INTRO: The experimental tradition of the 1920s-1950s gave way to surveying techniques in the 1950s, b/c surveys seemed to give more insight into why people do what they do and b/c surveys are easily re-used to answer other questions. Further, experiments couldn't address big variables like civic culture, modernization, etc. (pg 807). We can't tell how well our nonrandom (statistical) studies reflect reality unless we actually compare them to experiments.

VALUE: Experiments have greater internal validity --> better causal inference. Unlike with other designs, experimental designs don't require a complete statistical model in advance. (page 810). No risk of data mining due to running scores of regressions. Page 811 lists threats to internal/external validity.

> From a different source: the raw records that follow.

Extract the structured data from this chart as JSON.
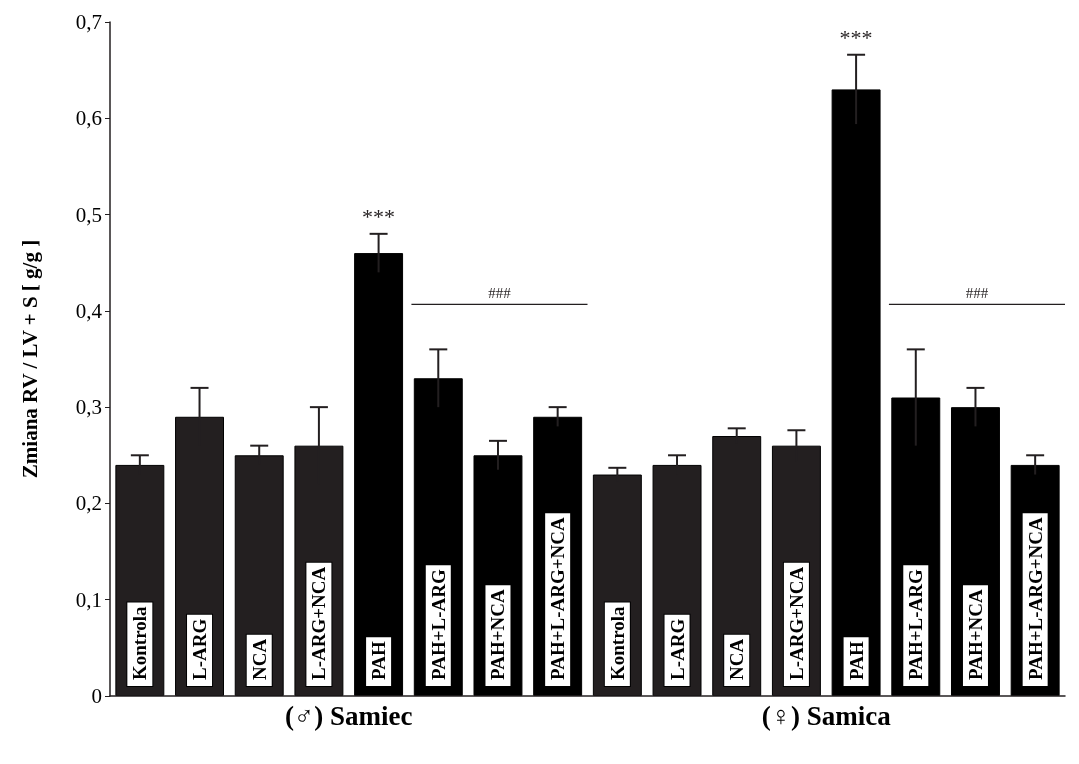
{
  "chart_data": {
    "type": "bar",
    "ylabel": "Zmiana RV / LV + S [ g/g ]",
    "categories": [
      "Kontrola",
      "L-ARG",
      "NCA",
      "L-ARG+NCA",
      "PAH",
      "PAH+L-ARG",
      "PAH+NCA",
      "PAH+L-ARG+NCA",
      "Kontrola",
      "L-ARG",
      "NCA",
      "L-ARG+NCA",
      "PAH",
      "PAH+L-ARG",
      "PAH+NCA",
      "PAH+L-ARG+NCA"
    ],
    "values": [
      0.24,
      0.29,
      0.25,
      0.26,
      0.46,
      0.33,
      0.25,
      0.29,
      0.23,
      0.24,
      0.27,
      0.26,
      0.63,
      0.31,
      0.3,
      0.24
    ],
    "errors": [
      0.01,
      0.03,
      0.01,
      0.04,
      0.02,
      0.03,
      0.015,
      0.01,
      0.007,
      0.01,
      0.008,
      0.016,
      0.036,
      0.05,
      0.02,
      0.01
    ],
    "colors": [
      "#231f20",
      "#231f20",
      "#231f20",
      "#231f20",
      "#000000",
      "#000000",
      "#000000",
      "#000000",
      "#231f20",
      "#231f20",
      "#231f20",
      "#231f20",
      "#000000",
      "#000000",
      "#000000",
      "#000000"
    ],
    "value_labels": [
      null,
      null,
      null,
      null,
      "***",
      null,
      null,
      null,
      null,
      null,
      null,
      null,
      "***",
      null,
      null,
      null
    ],
    "annotations": [
      "###",
      "###",
      "(♂) Samiec",
      "(♀) Samica"
    ],
    "ylim": [
      0,
      0.7
    ],
    "yticks": [
      0,
      {
        "value": 0.1,
        "label": "0,1"
      },
      {
        "value": 0.2,
        "label": "0,2"
      },
      {
        "value": 0.3,
        "label": "0,3"
      },
      {
        "value": 0.4,
        "label": "0,4"
      },
      {
        "value": 0.5,
        "label": "0,5"
      },
      {
        "value": 0.6,
        "label": "0,6"
      },
      {
        "value": 0.7,
        "label": "0,7"
      }
    ],
    "grid": false
  }
}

You don't need a perfect list of control variables to statistically control for.

IN PRACTICE: In statistical studies, our concerns are about legitimacy and spuriousness. In experimental studies, our concerns are external validity: would the same thing happen somewhere else? At a different time? So we repeat the experiment (page 814). Nonexperimental studies might be replicable (external validity), but never be able to present satisfying evidence of internal validity. See example on pages 815-6. **Downstream randomization: "The dependent variables in lab experiments make for highly informative independent variables in subsequent research." (see page 818) --> if you can intervene in a way that alters the independent variable (randomly, as a dependent variable), you can study its effects on some other dependent variable. (page 818).

LIMITATIONS: There are some things that we can't study experimentally. But try to think of one for every subject you study, even if sometimes there isn't one. "Experimentation is possible whenever decision makers face constrained resources and are indifferent between competing ways of allocating them." (page 821). (E.g. if a candidate's campaign has a list of 10,000 supporters it hopes to call before election day but doesn't know whether it will get through the whole list, ask permission to randomize the order of the list. If some people don't get called, they are a random control group. If the whole list gets called, oh well--no experiment this time.) Other limitations also discussed.